The delay-adjusted Kaplan Meier curve suggests that the delay in time to vaginal delivery is greater than that which could be attributed to delay in medication administration alone. The starting Bishop Scores of this patient population are much lower than the previous thresholds designated as a favorable cervix, > 8 or more conservatively > 5, and were not significantly different between study groups [11, 12]. The delayed interval group contained significantly more multiparous patients, which we controlled for by stratifying by parity, Fig. 2b. This suggests that 4 hour interval dosing of vaginal misoprostol initiates the cascade of labor more effectively than delayed interval dosing. This is consistent with the study by Khan et al. describing the peak concentration and half-life of vaginal misoprostol [5]. Patients who received 4 hour interval dosing of vaginal misoprostol not only had a higher likelihood of a vaginal delivery within 24 h, but also a shorter time to delivery.

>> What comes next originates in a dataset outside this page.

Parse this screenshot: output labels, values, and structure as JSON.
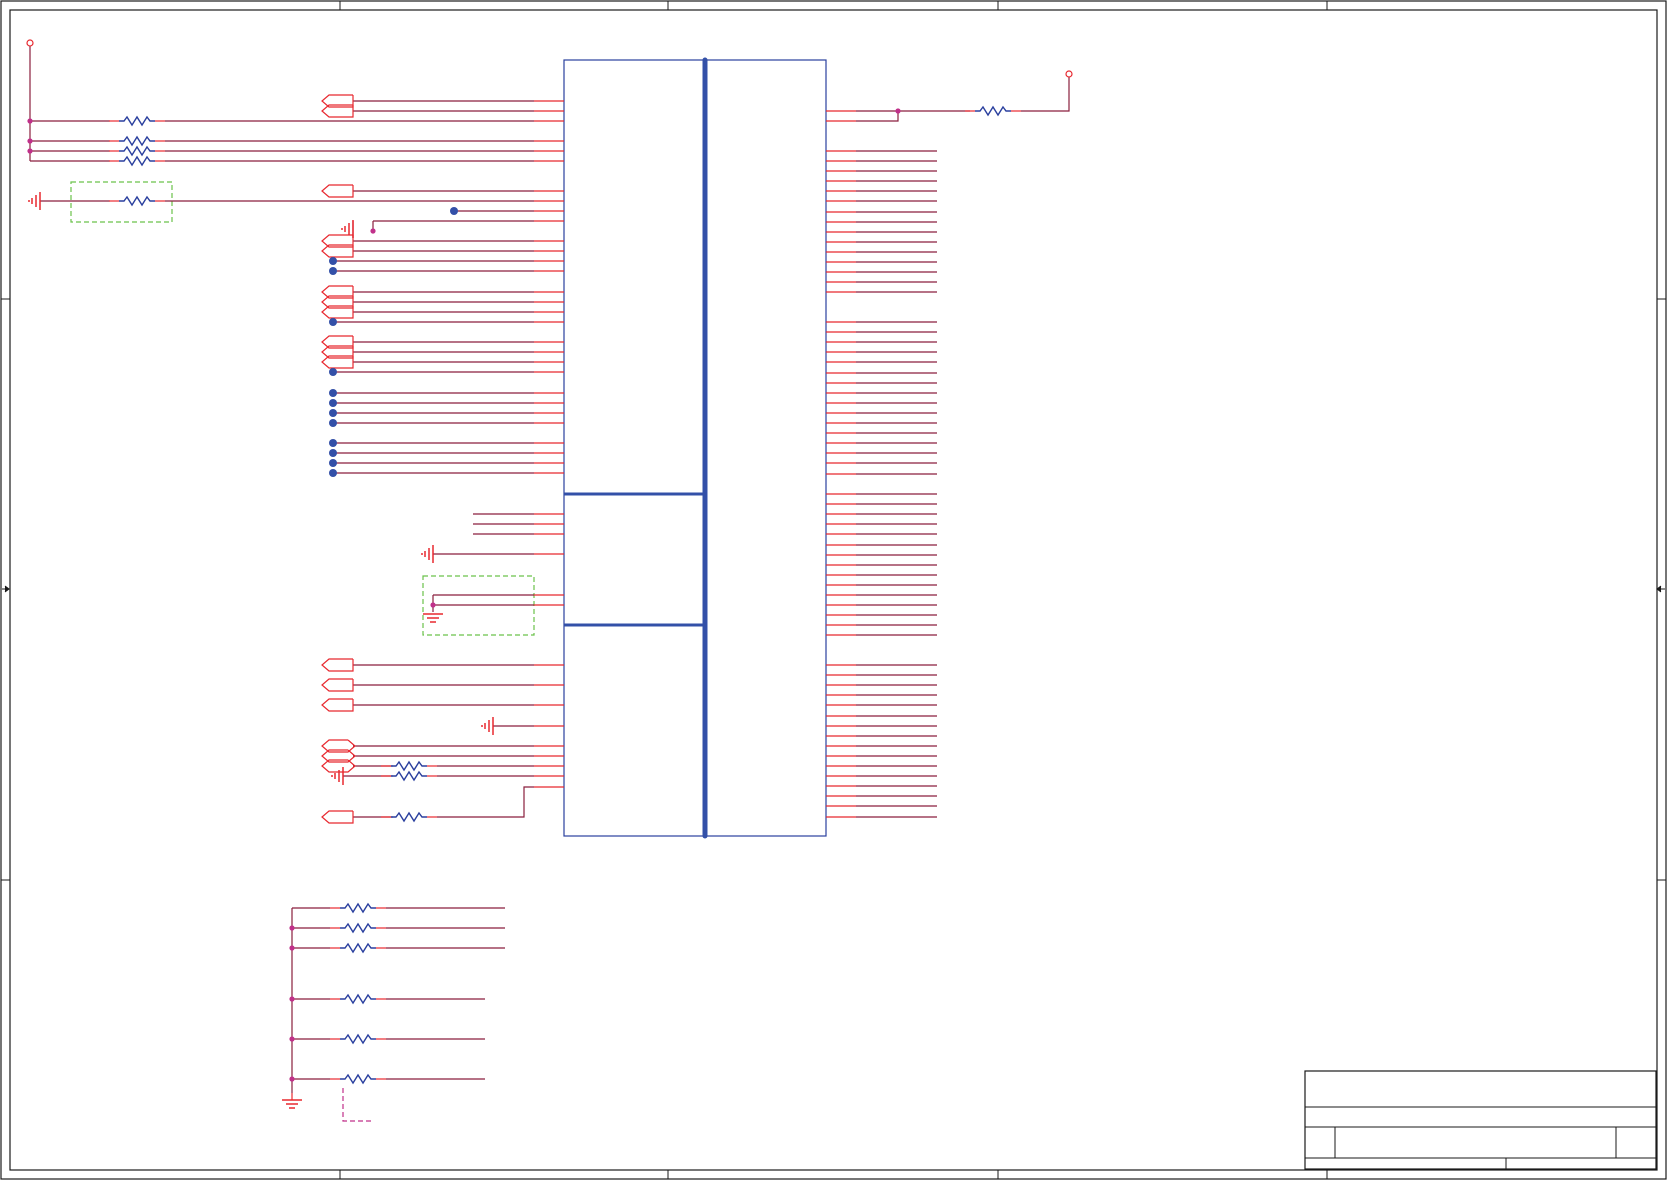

This study is unique as we examine the dosing interval of misoprostol, rather than the route of administration or dose. This study did, however, have some limitations. By conducting a retrospective cohort study we were unable to control for starting bishop score, parity, and other factors known to influence time to vaginal delivery. Although the study included a variety of patients, the homogeneity of our academic institution with 98.5% Caucasian patients may make this study less applicable to more diverse populations.

Vaginal delivery rates within 24 h were lower in our study, compared to the study by Elati [4]. This may be secondary to the 25mcg dose of vaginal misoprostol that was studied and the exclusion of patients who only received one dose of vaginal misoprostol in our cohort. It has been shown that induction with 50mcg doses of vaginal misoprostol had the highest rate of delivery within 24 h [2, 7, 13].

We present preliminary evidence that adherence to every 4 hour dosing of vaginal misoprostol leads to an increased rate of vaginal delivery within 24 h, and that delayed doses result in need for more doses of misoprostol and longer time to delivery. Efforts should be taken to adhere to efficacious methods of induction of labor to improve outcomes for both the mother and child. As our study was not powered to detect adverse maternal and fetal outcomes or rates of operative delivery, future randomized controlled trials are needed to define optimal dosing regimens for induction of labor using vaginal misoprostol.